After the Ninth Circuit ruling in 2019, Domino's petitioned the Supreme Court to hear the case. In October 2019, the Supreme Court declined to take the case (denied certiorari), allowing the Ninth Circuit ruling to stand. The case was then remanded back to the district court for trial. Domino's and Robles ultimately settled the case in 2022 on undisclosed terms. By that point, the case had already established precedent that fundamentally changed how businesses view ADA website compliance.
Does the ADA apply to all websites?
Courts are split on this question. The Ninth Circuit's ruling in Robles v. Domino's applies to websites of businesses with a 'nexus' to a physical location (restaurants, retailers, hotels). Other circuits have applied broader interpretations. The First, Second, and Seventh Circuits have ruled that even 'pure-play' online businesses (no physical locations) must comply with the ADA. A handful of courts have taken a narrower view. In practice, most businesses treat their websites as covered by the ADA, and the DOJ's 2024 Title II rule for government websites has reinforced WCAG 2.1 AA as the de facto standard.
What is WCAG and why is it relevant to ADA compliance?
WCAG (Web Content Accessibility Guidelines) is a set of technical standards developed by the W3C that defines what makes a website accessible to users with disabilities.

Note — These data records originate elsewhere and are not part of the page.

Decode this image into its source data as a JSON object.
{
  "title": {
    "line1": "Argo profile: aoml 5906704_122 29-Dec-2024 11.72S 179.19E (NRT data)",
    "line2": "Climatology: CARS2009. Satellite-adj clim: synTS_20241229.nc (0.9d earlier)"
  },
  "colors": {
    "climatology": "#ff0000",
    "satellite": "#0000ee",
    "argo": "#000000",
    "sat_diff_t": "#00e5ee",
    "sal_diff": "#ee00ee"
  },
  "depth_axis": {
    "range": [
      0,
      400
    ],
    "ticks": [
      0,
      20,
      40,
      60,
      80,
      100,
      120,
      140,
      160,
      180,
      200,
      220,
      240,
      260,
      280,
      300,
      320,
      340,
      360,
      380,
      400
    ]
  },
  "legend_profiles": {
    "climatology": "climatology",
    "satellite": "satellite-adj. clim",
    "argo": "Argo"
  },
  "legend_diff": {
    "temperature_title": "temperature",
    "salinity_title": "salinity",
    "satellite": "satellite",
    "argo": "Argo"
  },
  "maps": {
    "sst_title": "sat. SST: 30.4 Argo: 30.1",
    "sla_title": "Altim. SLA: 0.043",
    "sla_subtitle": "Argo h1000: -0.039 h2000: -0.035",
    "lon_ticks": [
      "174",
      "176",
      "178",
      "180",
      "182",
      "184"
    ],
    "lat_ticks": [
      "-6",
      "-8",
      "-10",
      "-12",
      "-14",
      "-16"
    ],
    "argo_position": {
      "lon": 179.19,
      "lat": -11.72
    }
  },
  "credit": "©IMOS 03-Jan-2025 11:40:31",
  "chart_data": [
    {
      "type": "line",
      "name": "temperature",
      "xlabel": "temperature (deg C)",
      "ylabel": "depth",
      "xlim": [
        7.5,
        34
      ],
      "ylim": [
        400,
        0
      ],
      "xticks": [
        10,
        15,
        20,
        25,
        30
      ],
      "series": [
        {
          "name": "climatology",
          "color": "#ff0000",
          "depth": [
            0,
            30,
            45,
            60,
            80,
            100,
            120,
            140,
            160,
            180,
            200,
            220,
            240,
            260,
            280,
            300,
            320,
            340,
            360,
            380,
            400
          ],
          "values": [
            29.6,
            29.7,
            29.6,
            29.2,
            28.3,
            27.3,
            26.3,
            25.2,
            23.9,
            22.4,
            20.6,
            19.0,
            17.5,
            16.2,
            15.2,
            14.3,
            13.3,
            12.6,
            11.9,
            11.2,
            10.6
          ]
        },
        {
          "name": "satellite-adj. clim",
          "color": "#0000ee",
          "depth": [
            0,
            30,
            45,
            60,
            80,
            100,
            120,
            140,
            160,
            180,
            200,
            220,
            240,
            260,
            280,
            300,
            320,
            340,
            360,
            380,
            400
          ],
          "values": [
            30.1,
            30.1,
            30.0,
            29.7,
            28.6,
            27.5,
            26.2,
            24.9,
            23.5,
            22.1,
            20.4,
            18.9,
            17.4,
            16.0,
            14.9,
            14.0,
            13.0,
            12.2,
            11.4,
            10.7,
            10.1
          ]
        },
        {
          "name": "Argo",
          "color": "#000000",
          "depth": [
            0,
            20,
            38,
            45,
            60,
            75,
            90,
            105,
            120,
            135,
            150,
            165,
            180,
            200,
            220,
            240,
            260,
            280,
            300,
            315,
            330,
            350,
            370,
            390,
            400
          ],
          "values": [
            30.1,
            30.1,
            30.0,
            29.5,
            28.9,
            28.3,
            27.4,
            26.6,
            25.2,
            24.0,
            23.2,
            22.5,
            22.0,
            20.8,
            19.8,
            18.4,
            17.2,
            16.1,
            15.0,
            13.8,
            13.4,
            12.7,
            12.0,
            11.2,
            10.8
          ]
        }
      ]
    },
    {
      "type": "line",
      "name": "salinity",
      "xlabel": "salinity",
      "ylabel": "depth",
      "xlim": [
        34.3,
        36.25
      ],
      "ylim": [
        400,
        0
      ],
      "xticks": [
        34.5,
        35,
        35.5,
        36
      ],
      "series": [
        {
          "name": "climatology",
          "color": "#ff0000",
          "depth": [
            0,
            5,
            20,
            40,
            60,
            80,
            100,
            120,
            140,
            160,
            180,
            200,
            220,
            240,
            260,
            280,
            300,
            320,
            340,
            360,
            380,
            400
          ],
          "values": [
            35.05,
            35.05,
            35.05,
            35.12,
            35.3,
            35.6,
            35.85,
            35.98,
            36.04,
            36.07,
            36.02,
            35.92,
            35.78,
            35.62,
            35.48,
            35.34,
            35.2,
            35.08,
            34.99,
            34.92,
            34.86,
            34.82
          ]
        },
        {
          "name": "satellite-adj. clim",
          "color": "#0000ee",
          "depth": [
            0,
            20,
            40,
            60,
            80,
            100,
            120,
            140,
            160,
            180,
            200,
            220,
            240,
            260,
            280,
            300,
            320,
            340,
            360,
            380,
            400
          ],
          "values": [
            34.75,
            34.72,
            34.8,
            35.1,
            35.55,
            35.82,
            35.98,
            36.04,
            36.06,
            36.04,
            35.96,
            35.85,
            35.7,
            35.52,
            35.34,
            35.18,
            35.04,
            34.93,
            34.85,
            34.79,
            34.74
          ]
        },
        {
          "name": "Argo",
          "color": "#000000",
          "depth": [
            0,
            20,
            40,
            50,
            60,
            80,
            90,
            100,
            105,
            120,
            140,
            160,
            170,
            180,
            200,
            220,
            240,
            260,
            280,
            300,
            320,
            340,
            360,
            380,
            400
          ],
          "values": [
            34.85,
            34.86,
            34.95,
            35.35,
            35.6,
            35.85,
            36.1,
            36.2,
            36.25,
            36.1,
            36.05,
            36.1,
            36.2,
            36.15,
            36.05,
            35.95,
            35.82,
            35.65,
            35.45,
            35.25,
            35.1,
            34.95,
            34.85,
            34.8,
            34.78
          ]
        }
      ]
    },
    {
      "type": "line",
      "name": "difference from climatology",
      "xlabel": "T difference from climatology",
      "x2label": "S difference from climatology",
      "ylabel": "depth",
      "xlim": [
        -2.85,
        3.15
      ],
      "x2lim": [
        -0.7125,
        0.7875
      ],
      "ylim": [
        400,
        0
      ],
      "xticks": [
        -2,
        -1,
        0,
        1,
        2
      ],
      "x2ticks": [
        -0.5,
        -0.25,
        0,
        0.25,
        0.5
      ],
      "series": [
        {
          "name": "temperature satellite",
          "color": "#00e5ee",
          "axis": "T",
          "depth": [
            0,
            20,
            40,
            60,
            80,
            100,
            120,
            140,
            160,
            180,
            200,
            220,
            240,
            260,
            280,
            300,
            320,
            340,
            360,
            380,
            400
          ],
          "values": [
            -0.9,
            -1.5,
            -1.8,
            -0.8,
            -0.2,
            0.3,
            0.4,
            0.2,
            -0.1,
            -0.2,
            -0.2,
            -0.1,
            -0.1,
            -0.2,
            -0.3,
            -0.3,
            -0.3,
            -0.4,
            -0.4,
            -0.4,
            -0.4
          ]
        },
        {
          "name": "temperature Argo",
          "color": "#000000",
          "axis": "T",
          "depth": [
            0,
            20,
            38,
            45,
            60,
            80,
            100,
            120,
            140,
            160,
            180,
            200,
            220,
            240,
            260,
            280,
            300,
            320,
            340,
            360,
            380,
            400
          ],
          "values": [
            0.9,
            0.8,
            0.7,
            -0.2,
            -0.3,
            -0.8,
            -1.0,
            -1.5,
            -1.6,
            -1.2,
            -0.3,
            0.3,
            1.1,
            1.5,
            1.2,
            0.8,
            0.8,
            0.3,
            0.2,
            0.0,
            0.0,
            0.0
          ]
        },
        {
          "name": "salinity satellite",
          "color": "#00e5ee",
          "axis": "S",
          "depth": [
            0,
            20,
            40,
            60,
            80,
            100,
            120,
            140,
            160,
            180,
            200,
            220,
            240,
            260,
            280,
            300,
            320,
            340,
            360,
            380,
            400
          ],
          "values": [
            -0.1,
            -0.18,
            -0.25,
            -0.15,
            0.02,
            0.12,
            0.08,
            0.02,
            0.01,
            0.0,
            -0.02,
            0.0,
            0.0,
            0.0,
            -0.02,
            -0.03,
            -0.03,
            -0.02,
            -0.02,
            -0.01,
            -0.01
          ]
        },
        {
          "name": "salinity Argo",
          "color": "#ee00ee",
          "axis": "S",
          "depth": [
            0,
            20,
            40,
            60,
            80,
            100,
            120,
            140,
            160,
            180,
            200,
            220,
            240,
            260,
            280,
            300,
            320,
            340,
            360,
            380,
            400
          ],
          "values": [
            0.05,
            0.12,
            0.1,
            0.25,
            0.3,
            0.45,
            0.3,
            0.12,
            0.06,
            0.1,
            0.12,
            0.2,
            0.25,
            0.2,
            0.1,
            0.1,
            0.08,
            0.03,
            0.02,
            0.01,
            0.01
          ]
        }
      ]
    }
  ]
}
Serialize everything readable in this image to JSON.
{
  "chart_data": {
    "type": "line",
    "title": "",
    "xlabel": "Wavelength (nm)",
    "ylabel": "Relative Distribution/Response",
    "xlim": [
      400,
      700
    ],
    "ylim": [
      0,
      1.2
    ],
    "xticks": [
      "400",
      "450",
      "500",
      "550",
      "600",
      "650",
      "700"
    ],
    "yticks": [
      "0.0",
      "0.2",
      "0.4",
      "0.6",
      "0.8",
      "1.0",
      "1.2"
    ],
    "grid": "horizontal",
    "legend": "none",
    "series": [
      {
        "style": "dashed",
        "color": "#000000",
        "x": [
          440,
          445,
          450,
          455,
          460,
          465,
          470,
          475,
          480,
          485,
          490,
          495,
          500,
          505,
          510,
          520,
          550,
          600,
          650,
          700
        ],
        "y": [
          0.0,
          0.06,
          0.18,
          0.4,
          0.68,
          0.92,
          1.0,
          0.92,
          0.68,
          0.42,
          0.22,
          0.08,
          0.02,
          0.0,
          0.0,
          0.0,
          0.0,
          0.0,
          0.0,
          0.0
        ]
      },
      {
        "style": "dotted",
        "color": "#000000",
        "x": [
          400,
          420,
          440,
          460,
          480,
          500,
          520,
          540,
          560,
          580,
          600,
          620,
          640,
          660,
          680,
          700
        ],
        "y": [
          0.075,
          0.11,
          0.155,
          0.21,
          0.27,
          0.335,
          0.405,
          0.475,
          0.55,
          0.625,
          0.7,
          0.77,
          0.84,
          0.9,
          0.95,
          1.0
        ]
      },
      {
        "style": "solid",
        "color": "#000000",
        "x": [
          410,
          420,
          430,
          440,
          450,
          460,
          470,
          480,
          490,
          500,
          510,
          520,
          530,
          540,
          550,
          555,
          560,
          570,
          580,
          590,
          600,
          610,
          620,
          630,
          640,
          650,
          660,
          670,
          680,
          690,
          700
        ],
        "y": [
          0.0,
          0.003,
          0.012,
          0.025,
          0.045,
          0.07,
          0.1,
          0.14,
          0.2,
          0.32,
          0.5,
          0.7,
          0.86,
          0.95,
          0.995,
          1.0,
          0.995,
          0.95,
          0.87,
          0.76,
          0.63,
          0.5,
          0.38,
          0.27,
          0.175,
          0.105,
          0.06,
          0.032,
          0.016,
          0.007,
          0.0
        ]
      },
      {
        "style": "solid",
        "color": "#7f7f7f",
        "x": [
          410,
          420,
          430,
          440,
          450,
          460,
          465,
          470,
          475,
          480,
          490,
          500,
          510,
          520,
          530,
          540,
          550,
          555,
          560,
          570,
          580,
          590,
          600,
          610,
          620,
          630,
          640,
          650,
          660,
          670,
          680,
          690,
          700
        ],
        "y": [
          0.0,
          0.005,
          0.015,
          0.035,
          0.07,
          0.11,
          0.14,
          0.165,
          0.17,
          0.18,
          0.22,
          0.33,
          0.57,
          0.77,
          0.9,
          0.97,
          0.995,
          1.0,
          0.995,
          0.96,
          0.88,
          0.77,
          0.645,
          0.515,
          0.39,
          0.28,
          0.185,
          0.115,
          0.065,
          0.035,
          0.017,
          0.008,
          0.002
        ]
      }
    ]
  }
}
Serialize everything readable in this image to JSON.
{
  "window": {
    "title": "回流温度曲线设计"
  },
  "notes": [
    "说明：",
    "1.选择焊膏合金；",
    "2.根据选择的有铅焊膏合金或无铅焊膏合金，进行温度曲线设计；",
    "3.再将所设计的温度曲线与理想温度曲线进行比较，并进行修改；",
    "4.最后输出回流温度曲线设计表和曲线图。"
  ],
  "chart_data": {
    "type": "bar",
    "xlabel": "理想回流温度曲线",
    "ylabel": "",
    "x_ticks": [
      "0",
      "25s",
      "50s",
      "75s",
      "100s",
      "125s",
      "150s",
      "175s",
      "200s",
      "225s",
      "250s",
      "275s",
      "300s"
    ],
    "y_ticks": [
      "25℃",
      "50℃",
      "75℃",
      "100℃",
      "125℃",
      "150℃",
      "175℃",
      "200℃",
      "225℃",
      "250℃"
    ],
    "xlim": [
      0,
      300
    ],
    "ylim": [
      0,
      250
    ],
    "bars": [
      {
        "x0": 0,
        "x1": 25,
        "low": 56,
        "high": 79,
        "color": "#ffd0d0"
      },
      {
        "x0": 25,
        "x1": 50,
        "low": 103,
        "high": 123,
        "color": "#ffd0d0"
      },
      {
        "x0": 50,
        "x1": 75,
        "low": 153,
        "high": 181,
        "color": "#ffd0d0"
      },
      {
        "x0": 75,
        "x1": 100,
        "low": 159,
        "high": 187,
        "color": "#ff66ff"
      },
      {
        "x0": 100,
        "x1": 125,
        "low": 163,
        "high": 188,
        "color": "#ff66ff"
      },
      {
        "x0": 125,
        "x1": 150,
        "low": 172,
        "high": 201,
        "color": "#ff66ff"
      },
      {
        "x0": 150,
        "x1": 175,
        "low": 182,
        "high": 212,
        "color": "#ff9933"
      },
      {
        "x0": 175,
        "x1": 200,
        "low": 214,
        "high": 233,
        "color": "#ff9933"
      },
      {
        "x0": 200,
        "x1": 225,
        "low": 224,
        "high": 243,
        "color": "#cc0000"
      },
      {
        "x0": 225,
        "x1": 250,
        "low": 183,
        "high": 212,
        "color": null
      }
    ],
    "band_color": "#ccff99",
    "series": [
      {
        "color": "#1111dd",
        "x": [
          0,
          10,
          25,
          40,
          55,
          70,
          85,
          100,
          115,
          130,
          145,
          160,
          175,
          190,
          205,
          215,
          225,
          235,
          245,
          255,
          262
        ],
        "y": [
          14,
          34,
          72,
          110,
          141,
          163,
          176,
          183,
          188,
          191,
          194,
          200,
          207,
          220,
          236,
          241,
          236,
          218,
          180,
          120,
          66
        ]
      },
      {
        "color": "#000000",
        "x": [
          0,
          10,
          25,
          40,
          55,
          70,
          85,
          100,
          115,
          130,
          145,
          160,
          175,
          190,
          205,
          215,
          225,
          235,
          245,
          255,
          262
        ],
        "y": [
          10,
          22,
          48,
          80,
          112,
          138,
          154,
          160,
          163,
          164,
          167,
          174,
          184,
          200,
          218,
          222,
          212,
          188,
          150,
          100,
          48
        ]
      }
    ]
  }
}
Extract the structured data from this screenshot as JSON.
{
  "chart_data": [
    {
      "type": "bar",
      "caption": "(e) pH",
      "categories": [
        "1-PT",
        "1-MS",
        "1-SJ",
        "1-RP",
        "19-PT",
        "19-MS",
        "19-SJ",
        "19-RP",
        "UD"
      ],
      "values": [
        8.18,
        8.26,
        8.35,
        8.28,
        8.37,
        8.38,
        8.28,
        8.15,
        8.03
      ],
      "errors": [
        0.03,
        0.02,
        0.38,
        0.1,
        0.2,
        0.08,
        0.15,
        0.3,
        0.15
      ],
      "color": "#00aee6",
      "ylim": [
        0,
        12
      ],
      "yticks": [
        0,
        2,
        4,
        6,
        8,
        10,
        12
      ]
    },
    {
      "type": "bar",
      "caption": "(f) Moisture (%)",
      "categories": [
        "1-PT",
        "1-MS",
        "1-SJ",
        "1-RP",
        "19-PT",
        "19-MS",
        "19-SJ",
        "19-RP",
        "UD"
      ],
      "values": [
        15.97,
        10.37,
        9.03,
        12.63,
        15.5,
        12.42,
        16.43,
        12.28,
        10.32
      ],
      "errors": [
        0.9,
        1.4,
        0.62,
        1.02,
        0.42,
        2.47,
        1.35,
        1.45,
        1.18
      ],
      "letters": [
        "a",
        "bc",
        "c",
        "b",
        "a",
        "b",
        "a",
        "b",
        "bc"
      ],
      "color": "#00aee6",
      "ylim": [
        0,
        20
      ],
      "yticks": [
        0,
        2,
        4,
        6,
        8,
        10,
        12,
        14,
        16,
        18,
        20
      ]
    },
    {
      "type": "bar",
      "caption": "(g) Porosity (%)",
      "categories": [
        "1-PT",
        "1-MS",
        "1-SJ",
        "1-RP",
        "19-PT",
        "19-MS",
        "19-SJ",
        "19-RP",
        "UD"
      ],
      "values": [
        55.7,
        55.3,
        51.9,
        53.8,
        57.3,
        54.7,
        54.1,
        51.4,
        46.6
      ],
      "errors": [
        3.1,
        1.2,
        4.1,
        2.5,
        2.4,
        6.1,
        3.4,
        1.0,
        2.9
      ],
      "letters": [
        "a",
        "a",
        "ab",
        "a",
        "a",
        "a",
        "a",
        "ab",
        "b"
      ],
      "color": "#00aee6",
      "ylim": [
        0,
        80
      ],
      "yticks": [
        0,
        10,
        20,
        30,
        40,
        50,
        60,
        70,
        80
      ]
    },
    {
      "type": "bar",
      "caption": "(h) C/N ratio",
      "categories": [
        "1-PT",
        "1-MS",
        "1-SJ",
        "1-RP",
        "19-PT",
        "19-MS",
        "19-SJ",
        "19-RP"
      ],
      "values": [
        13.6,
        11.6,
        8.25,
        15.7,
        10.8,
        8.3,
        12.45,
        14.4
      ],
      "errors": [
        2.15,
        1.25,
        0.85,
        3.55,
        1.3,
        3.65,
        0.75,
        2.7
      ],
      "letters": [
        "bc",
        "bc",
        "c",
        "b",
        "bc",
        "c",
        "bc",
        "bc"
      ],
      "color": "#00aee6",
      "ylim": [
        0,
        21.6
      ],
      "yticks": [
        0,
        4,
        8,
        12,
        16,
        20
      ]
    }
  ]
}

Courts have not mandated a specific technical standard for ADA compliance, but WCAG 2.1 Level AA has become the practical benchmark used by courts, the DOJ, and consent decrees. The DOJ's 2024 Title II rule for state/local governments explicitly requires WCAG 2.1 AA. For private businesses under Title III, demonstrating WCAG 2.1 AA conformance is the strongest evidence of good-faith ADA compliance.
Could Domino's have avoided the lawsuit?
Yes. A basic WCAG 2.1 audit would have identified that the Domino's website and app were not usable with screen readers — a failure to meet basic WCAG Success Criteria 4.1.2 (Name, Role, Value) and others. Accessibility remediation at the time would have cost far less than years of federal litigation, the Supreme Court petition, and eventual settlement. The case is a textbook example of the cost-benefit argument for proactive accessibility: remediation before a lawsuit is almost always cheaper than defense after one.